Я брела по улице и шлифовала в уме одну-единственную фразу, в которую, как в складной металлический метр, улеглась нужная информация.

— Здравствуйте, — скажу я непринужденно, — вот, привезла вам рассказ узбекского писателя, на русском языке, на еврейскую тему.

Да, именно так. Просто, спокойно, ничем не выдавая, что я тоже литератор, это им ни к чему. Никакой я не литератор, совсем наоборот. Бухгалтер, например. Меня попросили, я завезла. Отдам рукопись и пойду вон из Москвы.

Отыскав наконец нужную вывеску, я толкнула дверь и вошла в помещение редакции. За темным сыроватым предбанником показалась сумрачная комната, довольно просторная, нечто вроде холла, с двумя шкафами образца казенной мебели начала века и огромным пустым столом, забрызганным чернилами и изрезанным, похоже, еще ножичками нерадивых гимназистов. Стояло несколько стульев, и ни одного парного, будто собрали их по разным домам.

Со стены на меня смотрел грустный человек, плохо написанный масляными красками. Человек был похож на нашего соседа Даню Моисеевича, нудного, медлительного и настырного старика.

Подойдя к портрету, я прочла, что это — Менделе Мойхер-Сфорим.
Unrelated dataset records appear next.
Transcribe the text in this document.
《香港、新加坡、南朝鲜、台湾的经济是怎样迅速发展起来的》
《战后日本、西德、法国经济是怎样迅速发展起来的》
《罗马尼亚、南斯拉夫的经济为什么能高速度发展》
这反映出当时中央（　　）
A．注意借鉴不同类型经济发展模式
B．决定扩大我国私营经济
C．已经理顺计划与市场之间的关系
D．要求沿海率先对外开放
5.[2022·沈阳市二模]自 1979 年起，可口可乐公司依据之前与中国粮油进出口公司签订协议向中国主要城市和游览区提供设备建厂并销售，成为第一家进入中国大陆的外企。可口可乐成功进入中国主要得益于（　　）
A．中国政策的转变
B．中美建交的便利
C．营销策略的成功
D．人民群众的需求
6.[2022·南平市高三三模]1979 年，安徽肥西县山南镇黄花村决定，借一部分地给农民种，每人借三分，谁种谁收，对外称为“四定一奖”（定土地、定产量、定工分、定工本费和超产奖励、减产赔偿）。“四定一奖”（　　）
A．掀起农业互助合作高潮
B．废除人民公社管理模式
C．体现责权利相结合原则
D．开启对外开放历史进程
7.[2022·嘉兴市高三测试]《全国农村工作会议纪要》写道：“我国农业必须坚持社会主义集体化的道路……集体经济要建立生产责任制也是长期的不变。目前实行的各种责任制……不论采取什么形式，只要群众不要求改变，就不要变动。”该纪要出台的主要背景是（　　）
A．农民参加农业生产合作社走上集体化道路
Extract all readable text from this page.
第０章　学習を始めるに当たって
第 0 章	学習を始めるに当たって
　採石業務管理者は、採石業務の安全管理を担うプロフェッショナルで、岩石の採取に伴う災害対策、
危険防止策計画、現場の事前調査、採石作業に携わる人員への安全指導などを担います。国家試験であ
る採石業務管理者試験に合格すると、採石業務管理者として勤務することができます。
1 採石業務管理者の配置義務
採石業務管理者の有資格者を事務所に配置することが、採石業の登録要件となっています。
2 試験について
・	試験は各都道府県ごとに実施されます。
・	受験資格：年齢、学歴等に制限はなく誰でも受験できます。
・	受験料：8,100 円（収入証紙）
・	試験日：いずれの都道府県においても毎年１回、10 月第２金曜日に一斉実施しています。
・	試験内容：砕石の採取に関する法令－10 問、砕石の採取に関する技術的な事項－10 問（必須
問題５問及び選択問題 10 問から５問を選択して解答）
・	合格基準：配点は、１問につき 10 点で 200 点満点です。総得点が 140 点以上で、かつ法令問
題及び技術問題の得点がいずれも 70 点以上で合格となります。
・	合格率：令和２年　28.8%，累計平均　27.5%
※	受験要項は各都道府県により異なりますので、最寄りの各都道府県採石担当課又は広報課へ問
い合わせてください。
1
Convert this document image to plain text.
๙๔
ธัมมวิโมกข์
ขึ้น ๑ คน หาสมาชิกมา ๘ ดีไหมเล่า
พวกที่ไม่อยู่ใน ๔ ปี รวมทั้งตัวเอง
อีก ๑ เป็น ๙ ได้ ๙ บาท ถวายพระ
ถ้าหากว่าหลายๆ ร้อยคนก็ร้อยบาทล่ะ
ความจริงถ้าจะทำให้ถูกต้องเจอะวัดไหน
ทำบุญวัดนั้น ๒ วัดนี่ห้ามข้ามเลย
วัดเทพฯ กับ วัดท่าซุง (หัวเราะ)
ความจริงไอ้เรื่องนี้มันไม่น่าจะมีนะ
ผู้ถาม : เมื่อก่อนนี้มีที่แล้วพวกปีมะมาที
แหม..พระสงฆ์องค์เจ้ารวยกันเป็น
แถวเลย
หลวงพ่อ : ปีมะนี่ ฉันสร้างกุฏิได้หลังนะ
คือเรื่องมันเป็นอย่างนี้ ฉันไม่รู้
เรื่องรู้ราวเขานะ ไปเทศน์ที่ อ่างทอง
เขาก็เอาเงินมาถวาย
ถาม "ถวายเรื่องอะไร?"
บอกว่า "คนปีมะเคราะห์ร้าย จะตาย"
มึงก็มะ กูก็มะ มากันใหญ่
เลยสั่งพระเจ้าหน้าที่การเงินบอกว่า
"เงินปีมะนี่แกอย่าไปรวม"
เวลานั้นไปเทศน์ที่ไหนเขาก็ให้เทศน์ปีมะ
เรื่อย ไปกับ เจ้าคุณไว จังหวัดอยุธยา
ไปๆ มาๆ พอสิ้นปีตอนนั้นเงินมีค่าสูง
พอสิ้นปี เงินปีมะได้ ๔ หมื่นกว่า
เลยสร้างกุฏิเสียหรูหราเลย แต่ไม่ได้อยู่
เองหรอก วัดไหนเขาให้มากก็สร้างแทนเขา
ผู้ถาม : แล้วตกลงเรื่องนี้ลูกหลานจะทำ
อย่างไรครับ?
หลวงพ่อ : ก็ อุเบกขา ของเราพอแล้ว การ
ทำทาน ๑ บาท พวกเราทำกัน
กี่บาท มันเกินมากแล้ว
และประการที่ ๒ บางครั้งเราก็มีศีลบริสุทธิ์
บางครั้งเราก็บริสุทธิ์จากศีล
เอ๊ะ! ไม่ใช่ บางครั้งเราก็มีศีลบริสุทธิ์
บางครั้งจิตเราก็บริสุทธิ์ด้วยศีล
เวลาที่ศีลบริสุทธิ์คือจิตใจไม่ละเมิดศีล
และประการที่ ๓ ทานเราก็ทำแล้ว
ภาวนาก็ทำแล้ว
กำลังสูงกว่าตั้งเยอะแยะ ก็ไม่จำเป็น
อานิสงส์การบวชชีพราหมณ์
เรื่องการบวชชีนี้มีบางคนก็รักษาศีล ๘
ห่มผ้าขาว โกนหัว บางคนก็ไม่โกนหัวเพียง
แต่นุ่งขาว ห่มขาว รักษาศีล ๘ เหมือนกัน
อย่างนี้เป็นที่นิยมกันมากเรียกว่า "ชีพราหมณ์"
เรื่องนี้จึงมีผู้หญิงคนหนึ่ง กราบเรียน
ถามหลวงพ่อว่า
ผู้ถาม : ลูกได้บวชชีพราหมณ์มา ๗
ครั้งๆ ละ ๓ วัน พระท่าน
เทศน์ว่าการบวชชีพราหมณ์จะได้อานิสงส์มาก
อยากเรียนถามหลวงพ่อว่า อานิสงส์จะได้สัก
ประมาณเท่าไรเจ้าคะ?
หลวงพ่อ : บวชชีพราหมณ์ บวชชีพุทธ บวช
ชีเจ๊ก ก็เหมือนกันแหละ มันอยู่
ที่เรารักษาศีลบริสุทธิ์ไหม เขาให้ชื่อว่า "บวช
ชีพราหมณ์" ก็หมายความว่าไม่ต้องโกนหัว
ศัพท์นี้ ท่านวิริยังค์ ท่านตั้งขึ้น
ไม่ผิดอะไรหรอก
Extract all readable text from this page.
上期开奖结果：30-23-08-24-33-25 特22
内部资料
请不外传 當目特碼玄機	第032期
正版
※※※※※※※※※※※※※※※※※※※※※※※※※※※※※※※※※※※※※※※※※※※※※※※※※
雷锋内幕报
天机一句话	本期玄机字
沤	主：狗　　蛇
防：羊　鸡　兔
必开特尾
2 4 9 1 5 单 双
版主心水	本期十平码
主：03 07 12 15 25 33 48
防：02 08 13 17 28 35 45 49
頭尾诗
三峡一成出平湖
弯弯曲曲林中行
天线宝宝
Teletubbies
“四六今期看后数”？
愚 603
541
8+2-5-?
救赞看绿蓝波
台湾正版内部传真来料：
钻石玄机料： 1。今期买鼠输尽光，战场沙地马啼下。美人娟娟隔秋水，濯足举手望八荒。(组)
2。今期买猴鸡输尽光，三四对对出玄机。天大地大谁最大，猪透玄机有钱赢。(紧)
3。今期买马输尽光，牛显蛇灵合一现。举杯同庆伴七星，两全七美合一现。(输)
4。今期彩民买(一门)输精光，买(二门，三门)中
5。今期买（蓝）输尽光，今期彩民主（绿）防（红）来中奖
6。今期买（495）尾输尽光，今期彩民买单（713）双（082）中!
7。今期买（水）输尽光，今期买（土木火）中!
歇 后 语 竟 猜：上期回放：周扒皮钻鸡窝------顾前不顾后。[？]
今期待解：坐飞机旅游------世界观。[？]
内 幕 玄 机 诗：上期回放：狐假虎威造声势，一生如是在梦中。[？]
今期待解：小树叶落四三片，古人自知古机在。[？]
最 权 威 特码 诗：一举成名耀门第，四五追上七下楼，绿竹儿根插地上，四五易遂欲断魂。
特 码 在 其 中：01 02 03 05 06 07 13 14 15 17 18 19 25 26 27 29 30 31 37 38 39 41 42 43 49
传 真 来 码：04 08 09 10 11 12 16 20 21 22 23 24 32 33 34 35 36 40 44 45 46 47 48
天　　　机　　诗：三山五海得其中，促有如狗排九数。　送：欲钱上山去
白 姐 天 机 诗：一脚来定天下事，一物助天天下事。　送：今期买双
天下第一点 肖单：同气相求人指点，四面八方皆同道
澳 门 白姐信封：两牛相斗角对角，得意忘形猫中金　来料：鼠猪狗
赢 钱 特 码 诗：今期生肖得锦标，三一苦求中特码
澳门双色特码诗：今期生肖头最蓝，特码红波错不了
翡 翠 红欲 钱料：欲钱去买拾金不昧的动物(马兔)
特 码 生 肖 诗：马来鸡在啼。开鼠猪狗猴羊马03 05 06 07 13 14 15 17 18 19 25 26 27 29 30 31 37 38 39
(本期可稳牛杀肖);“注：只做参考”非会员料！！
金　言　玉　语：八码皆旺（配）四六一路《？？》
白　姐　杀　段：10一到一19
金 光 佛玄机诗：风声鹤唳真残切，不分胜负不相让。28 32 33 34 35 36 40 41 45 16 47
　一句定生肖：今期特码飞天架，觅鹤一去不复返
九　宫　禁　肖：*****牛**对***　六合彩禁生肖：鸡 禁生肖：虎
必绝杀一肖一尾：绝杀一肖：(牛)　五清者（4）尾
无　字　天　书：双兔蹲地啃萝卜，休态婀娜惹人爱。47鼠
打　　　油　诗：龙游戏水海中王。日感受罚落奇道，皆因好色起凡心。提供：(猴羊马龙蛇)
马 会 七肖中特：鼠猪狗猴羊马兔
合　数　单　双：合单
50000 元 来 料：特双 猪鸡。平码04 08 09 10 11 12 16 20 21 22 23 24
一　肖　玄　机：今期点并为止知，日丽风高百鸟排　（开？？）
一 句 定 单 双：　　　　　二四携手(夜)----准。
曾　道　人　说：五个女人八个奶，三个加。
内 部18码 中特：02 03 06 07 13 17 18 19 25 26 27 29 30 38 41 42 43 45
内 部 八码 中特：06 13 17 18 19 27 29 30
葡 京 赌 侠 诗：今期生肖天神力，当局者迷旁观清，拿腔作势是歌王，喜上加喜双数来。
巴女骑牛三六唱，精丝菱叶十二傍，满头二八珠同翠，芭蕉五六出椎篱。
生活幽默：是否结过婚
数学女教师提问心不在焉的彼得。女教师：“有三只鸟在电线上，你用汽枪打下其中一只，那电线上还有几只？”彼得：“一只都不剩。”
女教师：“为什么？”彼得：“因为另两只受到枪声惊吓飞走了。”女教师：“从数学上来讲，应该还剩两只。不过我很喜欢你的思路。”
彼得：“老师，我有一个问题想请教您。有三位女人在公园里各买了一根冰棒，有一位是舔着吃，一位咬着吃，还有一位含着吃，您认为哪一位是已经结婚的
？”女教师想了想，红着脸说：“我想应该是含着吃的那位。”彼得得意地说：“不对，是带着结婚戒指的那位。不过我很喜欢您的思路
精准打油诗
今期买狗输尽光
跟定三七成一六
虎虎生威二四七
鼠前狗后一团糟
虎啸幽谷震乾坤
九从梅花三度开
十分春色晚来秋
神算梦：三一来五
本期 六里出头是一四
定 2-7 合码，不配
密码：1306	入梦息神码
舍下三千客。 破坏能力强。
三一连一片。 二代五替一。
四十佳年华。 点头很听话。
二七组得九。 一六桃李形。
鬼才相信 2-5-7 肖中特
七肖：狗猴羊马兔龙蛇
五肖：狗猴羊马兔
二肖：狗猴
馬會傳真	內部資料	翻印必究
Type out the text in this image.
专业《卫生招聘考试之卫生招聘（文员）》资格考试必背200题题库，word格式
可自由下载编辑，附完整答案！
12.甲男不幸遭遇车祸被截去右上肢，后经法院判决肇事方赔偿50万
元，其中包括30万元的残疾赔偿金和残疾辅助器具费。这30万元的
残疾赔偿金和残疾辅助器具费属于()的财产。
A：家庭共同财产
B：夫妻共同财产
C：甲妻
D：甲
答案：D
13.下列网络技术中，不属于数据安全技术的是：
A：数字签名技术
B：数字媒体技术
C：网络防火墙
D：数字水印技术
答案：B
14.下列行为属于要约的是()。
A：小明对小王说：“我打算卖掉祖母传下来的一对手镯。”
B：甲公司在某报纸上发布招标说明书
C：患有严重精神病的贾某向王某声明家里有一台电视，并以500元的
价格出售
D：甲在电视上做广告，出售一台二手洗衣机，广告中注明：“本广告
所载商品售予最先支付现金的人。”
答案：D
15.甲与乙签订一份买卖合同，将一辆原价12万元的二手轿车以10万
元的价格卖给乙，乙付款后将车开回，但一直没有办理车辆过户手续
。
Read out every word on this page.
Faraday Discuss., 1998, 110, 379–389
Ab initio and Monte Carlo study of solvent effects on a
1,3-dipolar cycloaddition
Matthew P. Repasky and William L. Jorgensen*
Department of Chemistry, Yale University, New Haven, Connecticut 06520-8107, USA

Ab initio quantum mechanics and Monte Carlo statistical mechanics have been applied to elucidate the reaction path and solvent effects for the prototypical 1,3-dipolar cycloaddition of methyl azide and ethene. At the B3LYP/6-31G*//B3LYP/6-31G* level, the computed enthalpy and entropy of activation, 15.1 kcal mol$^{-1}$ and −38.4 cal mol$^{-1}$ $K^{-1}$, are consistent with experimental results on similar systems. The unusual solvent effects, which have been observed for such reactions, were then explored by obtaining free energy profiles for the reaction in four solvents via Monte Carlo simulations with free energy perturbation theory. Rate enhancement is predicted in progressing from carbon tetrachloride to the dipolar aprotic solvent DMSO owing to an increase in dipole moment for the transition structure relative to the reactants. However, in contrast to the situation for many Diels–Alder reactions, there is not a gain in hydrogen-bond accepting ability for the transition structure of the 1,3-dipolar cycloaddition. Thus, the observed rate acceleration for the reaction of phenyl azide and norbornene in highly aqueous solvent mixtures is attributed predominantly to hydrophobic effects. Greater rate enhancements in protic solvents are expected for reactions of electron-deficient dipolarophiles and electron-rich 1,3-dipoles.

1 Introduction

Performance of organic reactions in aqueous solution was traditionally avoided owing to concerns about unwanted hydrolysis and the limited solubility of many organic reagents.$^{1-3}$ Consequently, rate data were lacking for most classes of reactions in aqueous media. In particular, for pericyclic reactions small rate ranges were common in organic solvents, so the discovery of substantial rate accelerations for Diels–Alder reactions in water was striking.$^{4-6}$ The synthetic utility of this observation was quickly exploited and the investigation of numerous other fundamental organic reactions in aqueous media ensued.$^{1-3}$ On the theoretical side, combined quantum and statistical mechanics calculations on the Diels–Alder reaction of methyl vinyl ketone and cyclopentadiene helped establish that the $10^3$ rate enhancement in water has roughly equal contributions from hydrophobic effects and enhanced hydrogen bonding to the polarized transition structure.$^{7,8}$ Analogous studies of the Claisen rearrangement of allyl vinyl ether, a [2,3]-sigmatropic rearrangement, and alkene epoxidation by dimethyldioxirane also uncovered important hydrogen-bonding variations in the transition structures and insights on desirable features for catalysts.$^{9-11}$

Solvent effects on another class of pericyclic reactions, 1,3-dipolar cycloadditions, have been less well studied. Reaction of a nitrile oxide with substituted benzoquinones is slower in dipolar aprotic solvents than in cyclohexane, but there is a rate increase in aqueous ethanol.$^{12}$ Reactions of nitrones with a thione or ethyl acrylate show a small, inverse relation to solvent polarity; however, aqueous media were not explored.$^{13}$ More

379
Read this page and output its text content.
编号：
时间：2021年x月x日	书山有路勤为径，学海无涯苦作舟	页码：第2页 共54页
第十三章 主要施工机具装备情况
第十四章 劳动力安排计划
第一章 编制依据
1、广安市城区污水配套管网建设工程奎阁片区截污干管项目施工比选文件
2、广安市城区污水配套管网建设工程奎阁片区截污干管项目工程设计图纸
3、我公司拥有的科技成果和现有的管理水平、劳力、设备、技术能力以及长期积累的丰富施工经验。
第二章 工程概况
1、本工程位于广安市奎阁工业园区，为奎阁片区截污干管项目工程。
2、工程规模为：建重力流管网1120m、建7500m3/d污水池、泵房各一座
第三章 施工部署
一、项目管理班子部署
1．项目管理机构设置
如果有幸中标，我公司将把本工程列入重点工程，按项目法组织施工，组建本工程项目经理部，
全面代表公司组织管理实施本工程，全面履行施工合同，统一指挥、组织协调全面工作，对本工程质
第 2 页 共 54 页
Вообще-то, надо почитать что-нибудь из еврейской литературы, подумала я смущенно, свинство, конечно, с моей стороны…

На углу стола стопкой лежали гранки на языке идиш. Я искоса оглядела рубленый шрифт — эти чудные топорики, крученые веревки бичей, — шрифт, перешедший в идиш из древнееврейского — сурового, как выветренные скалы, шелестящего ветрами тысячелетий, свистящего хлыстами вековых гонений, сдавленного поминальными воплями языка Библии, до нынешнего столетия пребывавшего в летаргическом сне молитвенных песнопений… Поверх этой пачки лежала записка, придавленная красным карандашом и им же написанная: «Шлицбутер! Вы скандалили, что гранок не дождешься, так ради Бога!..»

…Вокруг было тихо. Ну, подумала я раздраженно, долго мне топтаться в этой черте оседлости?

Наконец из глубины темного коридора послышались шаги и женские голоса. Один — оправдывающийся, другой — презрительно властный.